Been meaning to set one of these up for a while. I’ve always liked GitHub Pages, so I went with that. I’d never used Jekyll before, but it felt like the right path for a personal site where the main job is writing and publishing cleanly.

The Structure

I started from an empty repo and scaffolded a basic Jekyll structure — layouts, includes, posts, a few pages. The first design pass was a little too playful, so I tightened it into something minimal. Sharper typography, cleaner spacing, less decoration. The style should stay out of the way of the writing.

The config is intentionally small:

title: Devin Bernosky
url: "https://devin.fitzsky.com"
permalink: /:title/
markdown: kramdown
plugins:
  - jekyll-feed
  - jekyll-seo-tag
defaults:
  - scope:
      path: ""
      type: "posts"
    values:
      layout: post
      author: Devin

The permalink: /:title/ is key — URLs are just the slug with no date prefix. Posts live in _posts/ as YYYY-MM-DD-title.md, but the URL comes out clean: devin.fitzsky.com/setting-up-this-blog/.

Deploy

Deploys run through GitHub Actions on pushes to main. The workflow builds the Jekyll site and ships it to Pages automatically.

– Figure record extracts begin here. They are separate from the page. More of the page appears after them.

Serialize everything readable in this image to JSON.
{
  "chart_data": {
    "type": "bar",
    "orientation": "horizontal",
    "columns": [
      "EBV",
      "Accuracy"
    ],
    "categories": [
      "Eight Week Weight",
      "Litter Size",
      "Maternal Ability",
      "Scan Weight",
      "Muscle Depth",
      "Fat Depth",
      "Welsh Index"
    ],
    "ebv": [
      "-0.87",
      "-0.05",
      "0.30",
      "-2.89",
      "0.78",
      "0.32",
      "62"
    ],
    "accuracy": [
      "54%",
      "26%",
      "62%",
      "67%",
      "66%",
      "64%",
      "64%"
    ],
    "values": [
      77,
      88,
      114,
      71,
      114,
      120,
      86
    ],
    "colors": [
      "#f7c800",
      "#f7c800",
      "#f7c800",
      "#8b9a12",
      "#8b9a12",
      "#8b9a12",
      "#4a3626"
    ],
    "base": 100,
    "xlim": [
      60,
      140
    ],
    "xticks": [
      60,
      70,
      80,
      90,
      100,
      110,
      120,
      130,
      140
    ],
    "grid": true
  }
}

I hit one gotcha early: configure-pages returned a Not Found response on the first run. Turns out GitHub Pages isn’t enabled on the repo until you either flip it on manually in Settings, or — what I did — set enablement: true in the action:

- name: Setup Pages
  uses: actions/[email protected]
  with:
    enablement: true

That bootstraps Pages on the first deploy. After that it’s invisible.

Nix Dev Environment

I use Nix and devenv everywhere, so this was an easy choice. The repo has a flake with a devenv shell that pins Ruby, Bundler, and the system dependencies:

{ pkgs, ... }:
{
  packages = [
    pkgs.ruby_3_4
    pkgs.bundler
    pkgs.libyaml
    pkgs.gnumake
  ];

  scripts.setup.exec = "bundle install";
  scripts.serve.exec = "bundle exec jekyll serve --livereload --host 0.0.0.0 --port 4000";
}

Enter the shell, run devenv run setup once, then devenv run serve. Same result on every machine.

This mattered fast. GitHub Pages gems currently require commonmarker, which caps at Ruby < 4.0. I pinned Ruby 3.4.8 and locked the github-pages gem at version 232. Without the pin, you’ll hit dependency resolution failures the moment Ruby 4.x shows up on your system.

The Gemfile is two lines:

source "https://rubygems.org"
gem "github-pages", "= 232", group: :jekyll_plugins
gem "webrick", "= 1.9.2"

webrick is there because Ruby 3.x dropped it from stdlib and Jekyll’s local server needs it.

DNS and Domain

DNS lives in Cloudflare for all things Fitzsky. Most of it routes through Cloudflare tunnels to self-hosted services — Mattermost, Gitea, that kind of thing. The blog is the exception: it’s just a CNAME pointing at GitHub Pages.

devin  CNAME  devindudeman.github.io

A CNAME file in the repo root tells GitHub Pages to serve the custom domain, and HTTPS enforcement is on in the repo settings.

Writing Flow

This is the best part. Open a file, write Markdown, push. That’s it.

# new post
hx _posts/2026-03-11-whatever-im-writing-about.md

# front matter
---
title: Whatever I'm Writing About
description: One-line summary.
---

# write, commit, push
git add . && git commit -m "New post" && git push

Live in about 90 seconds. No build step to think about, no deploy to trigger. Push to main and it’s on the internet.

Let’s see how well I can keep this updated.